Multi-Class Segmentation from Aerial Views using Recursive Noise Diffusion
Benedikt Kolbeinsson, Krystian Mikolajczyk
TL;DR
This work addresses the challenge of multi-class semantic segmentation for aerial imagery by introducing a recursive denoising diffusion framework with hierarchical multi-scale processing. The method defines a forward diffusion on segmentation maps conditioned on RGB input and learns a denoiser that can predict segmentation across arbitrary time steps, enhanced by training with recursive denoising and a multi-scale strategy. It reports strong results on UAVid and state-of-the-art performance on Vaihingen Buildings, illustrating the potential of diffusion-based, multi-class aerial segmentation.
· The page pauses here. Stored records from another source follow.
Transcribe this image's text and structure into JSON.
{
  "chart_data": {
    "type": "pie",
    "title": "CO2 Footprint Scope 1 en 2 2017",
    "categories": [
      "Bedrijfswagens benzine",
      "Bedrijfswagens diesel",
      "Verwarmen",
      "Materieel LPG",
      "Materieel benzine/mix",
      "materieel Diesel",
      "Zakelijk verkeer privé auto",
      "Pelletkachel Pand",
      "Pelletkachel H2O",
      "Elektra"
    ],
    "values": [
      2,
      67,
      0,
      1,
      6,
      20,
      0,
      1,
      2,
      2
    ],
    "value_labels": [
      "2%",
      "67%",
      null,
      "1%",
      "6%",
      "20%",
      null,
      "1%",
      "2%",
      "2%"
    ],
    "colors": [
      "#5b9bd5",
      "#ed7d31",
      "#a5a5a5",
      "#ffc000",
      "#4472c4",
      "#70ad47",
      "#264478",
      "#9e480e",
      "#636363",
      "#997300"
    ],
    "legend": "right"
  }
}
The approach offers flexibility in noise functions, diffusion models, and losses, and highlights practical considerations such as inference-time trade-offs and data requirements, paving the way for future improvements and broader applications.
Abstract
Semantic segmentation from aerial views is a crucial task for autonomous drones, as they rely on precise and accurate segmentation to navigate safely and efficiently. However, aerial images present unique challenges such as diverse viewpoints, extreme scale variations, and high scene complexity. In this paper, we propose an end-to-end multi-class semantic segmentation diffusion model that addresses these challenges. We introduce recursive denoising to allow information to propagate through the denoising process, as well as a hierarchical multi-scale approach that complements the diffusion process. Our method achieves promising results on the UAVid dataset and state-of-the-art performance on the Vaihingen Building segmentation benchmark. Being the first iteration of this method, it shows great promise for future improvements.